Unsurprisingly, the Obama administration — along with Putin, Beijing, and the IMF itself — has been among the most ardent cheerleaders of the “reform” package to empower the IMF and reduce the U.S. government’s influence. Since 2010, the White House has been badgering Congress to approve the plot. More recently, Obama even worked with Democrat lawmakers to sneak the schemes into a Ukraine “aid” bill supposedly aimed at stopping Putin. That aid especially benefited, ironically, Putin and the Kremlin.

Also unsurprising, further empowering the IMF is high on the globalist establishment’s priority list. “We’re in a very weak place in terms of the projection of U.S. influence around the rest of the world … and I think that’s true in the economic sphere as well,” Robert Kahn, a senior fellow for international economics at the global government-promoting CFR, was quoted by Foreign Policy as saying. “It’s hard for us to show leadership if we don’t deliver on our side of the bargain.”

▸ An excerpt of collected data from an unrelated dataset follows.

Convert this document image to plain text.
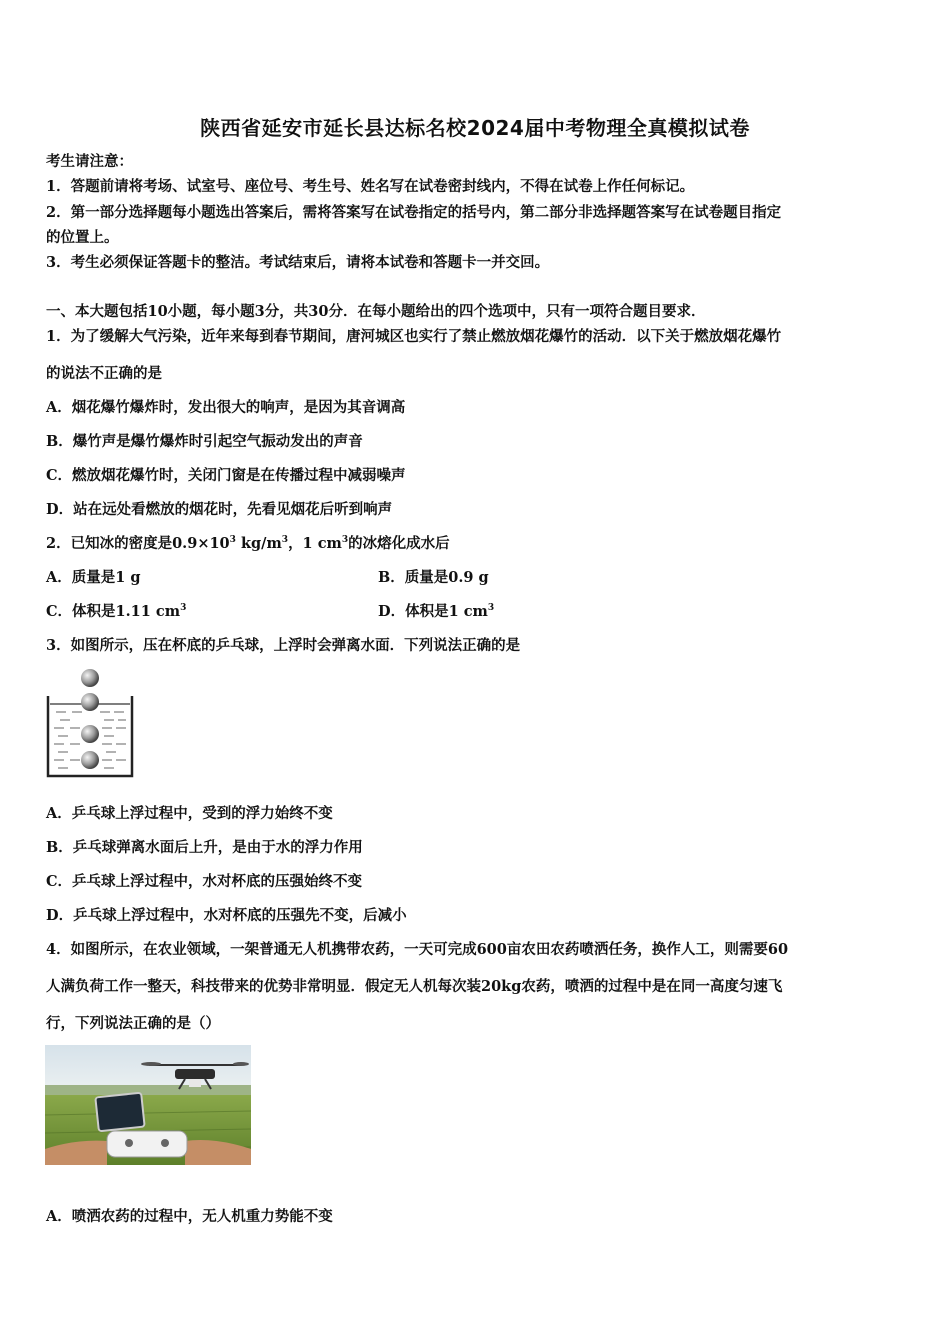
陕西省延安市延长县达标名校2024届中考物理全真模拟试卷
考生请注意：
1．答题前请将考场、试室号、座位号、考生号、姓名写在试卷密封线内，不得在试卷上作任何标记。
2．第一部分选择题每小题选出答案后，需将答案写在试卷指定的括号内，第二部分非选择题答案写在试卷题目指定
的位置上。
3．考生必须保证答题卡的整洁。考试结束后，请将本试卷和答题卡一并交回。
一、本大题包括10小题，每小题3分，共30分．在每小题给出的四个选项中，只有一项符合题目要求．
1．为了缓解大气污染，近年来每到春节期间，唐河城区也实行了禁止燃放烟花爆竹的活动．以下关于燃放烟花爆竹
的说法不正确的是
A．烟花爆竹爆炸时，发出很大的响声，是因为其音调高
B．爆竹声是爆竹爆炸时引起空气振动发出的声音
C．燃放烟花爆竹时，关闭门窗是在传播过程中减弱噪声
D．站在远处看燃放的烟花时，先看见烟花后听到响声
2．已知冰的密度是$0.9\times 10^3$ $kg/m^3$，1 $cm^3$的冰熔化成水后
A．质量是1 g	B．质量是0.9 g
C．体积是1.11 $cm^3$	D．体积是1 $cm^3$
3．如图所示，压在杯底的乒乓球，上浮时会弹离水面．下列说法正确的是
A．乒乓球上浮过程中，受到的浮力始终不变
B．乒乓球弹离水面后上升，是由于水的浮力作用
C．乒乓球上浮过程中，水对杯底的压强始终不变
D．乒乓球上浮过程中，水对杯底的压强先不变，后减小
4．如图所示，在农业领域，一架普通无人机携带农药，一天可完成600亩农田农药喷洒任务，换作人工，则需要60
人满负荷工作一整天，科技带来的优势非常明显．假定无人机每次装20kg农药，喷洒的过程中是在同一高度匀速飞
行，下列说法正确的是（）
A．喷洒农药的过程中，无人机重力势能不变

Other than Obama and the CFR, it was not immediately clear who signed up for this alleged “bargain” on behalf of U.S. taxpayers. It certainly was not the American people’s elected representatives in Congress, who must approve any IMF “bargain” prior to it actually becoming a bargain — especially considering the fact that American taxpayers are expected to fork over even more cash in exchange for reduced influence.

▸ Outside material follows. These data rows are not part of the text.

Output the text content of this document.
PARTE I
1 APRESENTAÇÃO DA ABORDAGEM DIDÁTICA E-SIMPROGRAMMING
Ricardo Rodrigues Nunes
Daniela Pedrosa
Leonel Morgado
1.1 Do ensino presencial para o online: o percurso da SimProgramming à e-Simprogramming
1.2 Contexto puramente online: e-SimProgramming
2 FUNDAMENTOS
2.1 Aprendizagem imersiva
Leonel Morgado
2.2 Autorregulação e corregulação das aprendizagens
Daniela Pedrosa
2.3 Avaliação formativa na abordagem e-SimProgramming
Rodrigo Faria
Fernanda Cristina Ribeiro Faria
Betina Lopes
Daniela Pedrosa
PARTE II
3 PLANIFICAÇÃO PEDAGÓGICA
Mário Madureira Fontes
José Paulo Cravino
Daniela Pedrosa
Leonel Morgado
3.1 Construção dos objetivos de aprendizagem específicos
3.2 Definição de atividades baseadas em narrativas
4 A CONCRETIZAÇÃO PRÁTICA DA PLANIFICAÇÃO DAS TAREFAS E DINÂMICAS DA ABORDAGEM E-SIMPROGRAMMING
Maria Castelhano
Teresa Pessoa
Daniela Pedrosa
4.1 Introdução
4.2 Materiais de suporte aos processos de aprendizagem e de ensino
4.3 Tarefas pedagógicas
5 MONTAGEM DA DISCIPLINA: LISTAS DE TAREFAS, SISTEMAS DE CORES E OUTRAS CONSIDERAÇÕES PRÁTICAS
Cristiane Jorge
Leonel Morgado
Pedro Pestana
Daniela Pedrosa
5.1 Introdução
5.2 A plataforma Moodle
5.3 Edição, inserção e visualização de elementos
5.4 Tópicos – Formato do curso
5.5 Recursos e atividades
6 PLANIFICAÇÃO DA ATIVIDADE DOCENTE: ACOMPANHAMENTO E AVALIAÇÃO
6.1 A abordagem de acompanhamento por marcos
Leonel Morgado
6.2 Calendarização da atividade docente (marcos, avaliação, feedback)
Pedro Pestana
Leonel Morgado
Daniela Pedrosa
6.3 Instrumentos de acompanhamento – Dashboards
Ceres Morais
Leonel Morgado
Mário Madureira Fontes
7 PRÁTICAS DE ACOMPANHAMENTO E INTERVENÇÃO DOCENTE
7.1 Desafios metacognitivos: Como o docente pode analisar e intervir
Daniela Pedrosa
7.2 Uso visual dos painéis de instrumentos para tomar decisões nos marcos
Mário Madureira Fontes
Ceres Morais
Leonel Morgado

Indeed, multiple heavy-hitting Republicans have resisted the global pressure to give up much of what remains of U.S. control at the IMF to make way for Putin, the Chinese Communist dictatorship, and other unsavory regimes. Senator Ted Cruz (R-Texas), for example, said the IMF reform package “would decrease America’s influence at the IMF and perversely would increase Russia’s influence in the IMF.” Even House Speaker John Boehner, widely viewed as part of the establishment wing of the GOP, said the IMF did not need more money.

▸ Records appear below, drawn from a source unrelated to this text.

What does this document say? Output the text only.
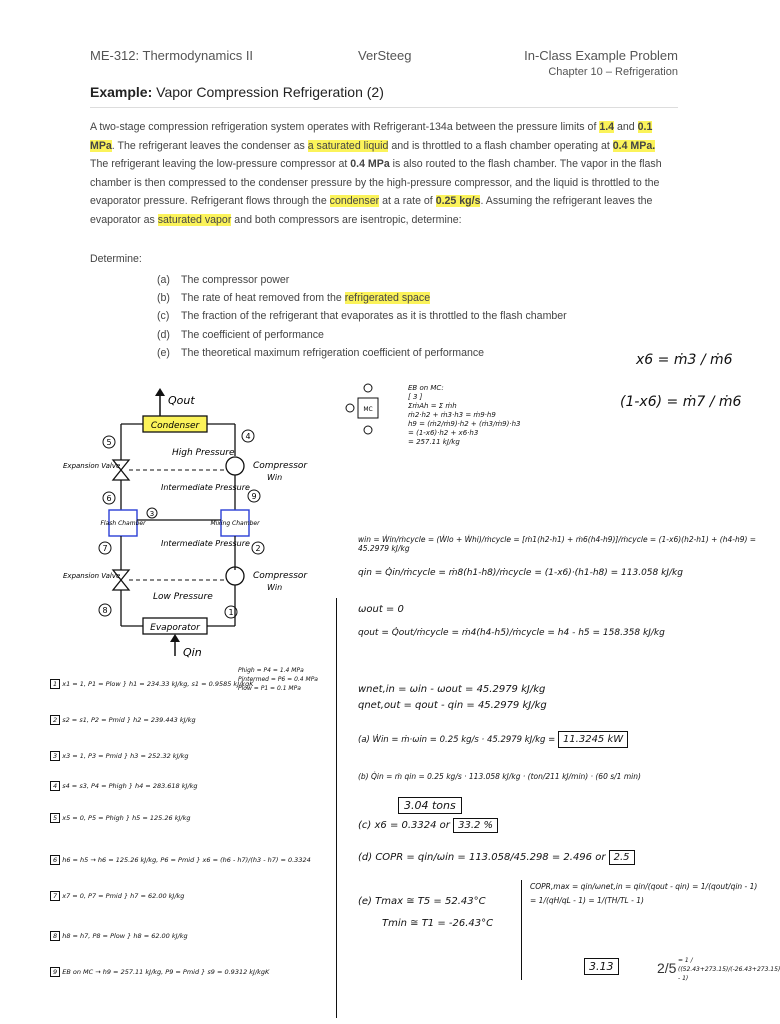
ME-312: Thermodynamics II	VerSteeg	In-Class Example Problem
Chapter 10 – Refrigeration
Example: Vapor Compression Refrigeration (2)
A two-stage compression refrigeration system operates with Refrigerant-134a between the pressure limits of 1.4 and 0.1 MPa. The refrigerant leaves the condenser as a saturated liquid and is throttled to a flash chamber operating at 0.4 MPa. The refrigerant leaving the low-pressure compressor at 0.4 MPa is also routed to the flash chamber. The vapor in the flash chamber is then compressed to the condenser pressure by the high-pressure compressor, and the liquid is throttled to the evaporator pressure. Refrigerant flows through the condenser at a rate of 0.25 kg/s. Assuming the refrigerant leaves the evaporator as saturated vapor and both compressors are isentropic, determine:
Determine:
(a) The compressor power
(b) The rate of heat removed from the refrigerated space
(c) The fraction of the refrigerant that evaporates as it is throttled to the flash chamber
(d) The coefficient of performance
(e) The theoretical maximum refrigeration coefficient of performance	x6 = ṁ3 / ṁ6
(1-x6) = ṁ7 / ṁ6
Qout
Condenser
High Pressure
5
4
Expansion Valve	Compressor
Win
6	9
Intermediate Pressure
Flash Chamber	Mixing Chamber
3
7	2
Intermediate Pressure
Expansion Valve	Compressor
Win
Low Pressure
8	1
Evaporator
Qin
MC
EB on MC:
[ 3 ]
ΣṁAh = Σ ṁh
ṁ2·h2 + ṁ3·h3 = ṁ9·h9
h9 = (ṁ2/ṁ9)·h2 + (ṁ3/ṁ9)·h3
= (1-x6)·h2 + x6·h3
= 257.11 kJ/kg
Phigh = P4 = 1.4 MPa
Pintermed = P6 = 0.4 MPa
Plow = P1 = 0.1 MPa
1 x1 = 1, P1 = Plow } h1 = 234.33 kJ/kg, s1 = 0.9585 kJ/kgK
2 s2 = s1, P2 = Pmid } h2 = 239.443 kJ/kg
3 x3 = 1, P3 = Pmid } h3 = 252.32 kJ/kg
4 s4 = s3, P4 = Phigh } h4 = 283.618 kJ/kg
5 x5 = 0, P5 = Phigh } h5 = 125.26 kJ/kg
6 h6 = h5 → h6 = 125.26 kJ/kg, P6 = Pmid } x6 = (h6 - h7)/(h3 - h7) = 0.3324
7 x7 = 0, P7 = Pmid } h7 = 62.00 kJ/kg
8 h8 = h7, P8 = Plow } h8 = 62.00 kJ/kg
9 EB on MC → h9 = 257.11 kJ/kg, P9 = Pmid } s9 = 0.9312 kJ/kgK
win = Ẇin/ṁcycle = (Ẇlo + Ẇhi)/ṁcycle = [ṁ1(h2-h1) + ṁ6(h4-h9)]/ṁcycle = (1-x6)(h2-h1) + (h4-h9) = 45.2979 kJ/kg
qin = Q̇in/ṁcycle = ṁ8(h1-h8)/ṁcycle = (1-x6)·(h1-h8) = 113.058 kJ/kg
ωout = 0
qout = Q̇out/ṁcycle = ṁ4(h4-h5)/ṁcycle = h4 - h5 = 158.358 kJ/kg
wnet,in = ωin - ωout = 45.2979 kJ/kg
qnet,out = qout - qin = 45.2979 kJ/kg
(a) Ẇin = ṁ·ωin = 0.25 kg/s · 45.2979 kJ/kg = 11.3245 kW
(b) Q̇in = ṁ qin = 0.25 kg/s · 113.058 kJ/kg · (ton/211 kJ/min) · (60 s/1 min)
3.04 tons
(c) x6 = 0.3324 or 33.2 %
(d) COPR = qin/ωin = 113.058/45.298 = 2.496 or 2.5
(e) Tmax ≅ T5 = 52.43°C
Tmin ≅ T1 = -26.43°C
COPR,max = qin/ωnet,in = qin/(qout - qin) = 1/(qout/qin - 1) = 1/(qH/qL - 1) = 1/(TH/TL - 1)
= 1 / ((52.43+273.15)/(-26.43+273.15) - 1)
3.13	2/5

Scaremongers trying to bully Congress into approving the schemes are citing a dubious new “development bank” created by the so-called BRICS — the mostly communist and socialist regimes ruling over Brazil, Russia, India, China, and South Africa. Of course, it is true that those regimes are increasingly seeking to sideline the United States and the U.S. dollar as the global reserve currency. However, none of that would have been possible without the deliberate collaboration of the U.S. globalist establishment in charge of the State Department, the privately owned Federal Reserve, and other key American institutions.

The IMF and its leadership are fully onboard as well. The IMF chief, a former finance minister for the French government, has even said that the outfit she leads may well relocate to Beijing from Washington, D.C., someday. Under her leadership, the IMF also recently outlined a plot to plunder humanity’s remaining wealth with a global tax scheme to prop up mega-banks and bloated governments drowning in debt.

As The New American has documented extensively, however, U.S. insiders, globalists, the Communist Chinese regime, and other global actors have even bigger plans. Eventually, they are plotting to turn the IMF into a global central bank in charge of a truly global reserve currency independent of any nation or government. They say so themselves, in fact. The implications for the U.S. economy would be hard to overstate.

Rather than tolerating threats and lobbying from foreign powers and international bureaucrats, the United States ought to simply withdraw from the IMF and the whole array of globalist bureaucracies altogether. However, if the United States is going to retain its independence, global leadership, and liberty, a sound monetary system and a drastic reduction in Washington’s outlandish borrowing-and-spending spree is also crucial. Without those real reforms, the dollar’s days as the global reserve currency are numbered. And the IMF, along with its unsavory member regimes, will be there waiting to fill the void — possibly even offering SDR-denominated loans to the bankrupt U.S. government.